Friday, September 7, 2007

3:10 to Yuma


Bad Men, Good Movie

The Western has been out of vogue lately. Ever since Clint Eastwood made Unforgiven (1992), it seemed to be the final chapter on this once-popular genre. While I’m not a huge fan of stories like this, I’m glad when well made ones come along. 3:10 to Yuma is one of these good ones, a slow-brewing tale of desperation, loyalty, and murder. It’s worth seeking out in this typically dismal month of September.

Outlaw Ben Wade (Russell Crowe) has just committed his twenty-second robbery against the Southern Pacific Railroad, killing everyone who stands in his way. While taking his time with a pretty girl, he is apprehended with the help of local rancher Dan Evans (Christian Bale). He needs money fast to save his parched land, and agrees to help transport the deadly Wade to Yuma, Arizona to catch the train that will take him to prison and a hangman’s noose. With Wade’s gang pursuing, the motley crew of locals will need all the help they can get to meet their deadline.

One thing I really liked about this movie is the slow, simmering plot. Nothing feels rushed here, but plays out at the perfect pace. This allows us to get to know these people, and worry about their outcomes. There is action to be sure, but it feels at the service of the story, and not the other way around. This generates real tension, as these outgunned men creep toward their destination with death right on their heels.

The casting is perfect. Crowe (A Good Year) is suitably oily and charismatic, but he’s also likable. Still a killer, he has sympathy for Evans in his dire circumstance. Bale (The Prestige) is just as good, and as he often does, completely disappears into this rancher who just wants to save his family and their livelihood. He’s gaunt and leathery, and says more with his intense look than any dialogue. I also liked Logan Lerman (Hoot) as Evans’ son (who looks a lot like a young Christian Slater), William. The arc of their relationship is an important part of the story, and they go well together.
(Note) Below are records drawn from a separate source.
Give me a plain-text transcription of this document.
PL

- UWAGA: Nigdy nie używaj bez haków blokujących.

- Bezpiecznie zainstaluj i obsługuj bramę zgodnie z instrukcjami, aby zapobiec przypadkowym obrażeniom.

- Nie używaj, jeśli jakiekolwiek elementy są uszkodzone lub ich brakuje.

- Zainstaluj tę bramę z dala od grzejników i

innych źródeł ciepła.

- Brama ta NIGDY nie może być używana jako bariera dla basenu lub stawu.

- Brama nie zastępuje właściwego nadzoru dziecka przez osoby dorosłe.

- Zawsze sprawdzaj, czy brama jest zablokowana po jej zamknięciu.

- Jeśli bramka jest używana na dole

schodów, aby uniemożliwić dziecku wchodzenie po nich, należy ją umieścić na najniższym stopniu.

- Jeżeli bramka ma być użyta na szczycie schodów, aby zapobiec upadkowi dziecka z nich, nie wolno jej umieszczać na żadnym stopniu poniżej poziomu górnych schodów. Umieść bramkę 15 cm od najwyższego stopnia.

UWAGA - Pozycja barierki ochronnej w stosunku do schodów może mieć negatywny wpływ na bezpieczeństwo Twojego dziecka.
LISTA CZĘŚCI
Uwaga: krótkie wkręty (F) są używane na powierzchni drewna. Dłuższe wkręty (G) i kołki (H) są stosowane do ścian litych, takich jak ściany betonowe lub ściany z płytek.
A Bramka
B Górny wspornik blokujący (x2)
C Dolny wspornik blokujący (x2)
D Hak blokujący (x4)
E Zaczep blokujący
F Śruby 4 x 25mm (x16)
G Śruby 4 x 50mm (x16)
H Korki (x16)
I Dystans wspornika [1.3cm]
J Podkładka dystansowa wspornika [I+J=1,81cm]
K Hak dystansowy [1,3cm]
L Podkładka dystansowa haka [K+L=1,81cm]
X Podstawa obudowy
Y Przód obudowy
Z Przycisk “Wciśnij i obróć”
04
In fact, this is really a movie about the different relations these men have with each other. Wade grows to respect Evans, but doesn’t understand his lifestyle choice. Evans seems to distantly admire Wade, but can’t agree with his methods. Father and son are at odds, then bond. Wade enjoys his gang (who see him as some sort of god) and what they bring him, but secretly hates them all. It’s these levels that elevate what could be just another western to something far more interesting.

Oddly, where the movie seems to stumble is in the action sequences. They aren’t nearly as involving or inventive as the rest of the material. They just seem to be there because that’s what the genre requires. Due the strength of everything else, this doesn’t wreck the film, but is a curiosity nevertheless.

3:10 to Yuma is an immersive and compelling piece that plays more like period drama than shoot-em-up western. It has more depth than your typical movie of its kind, and with the exception of the action, is very satisfying.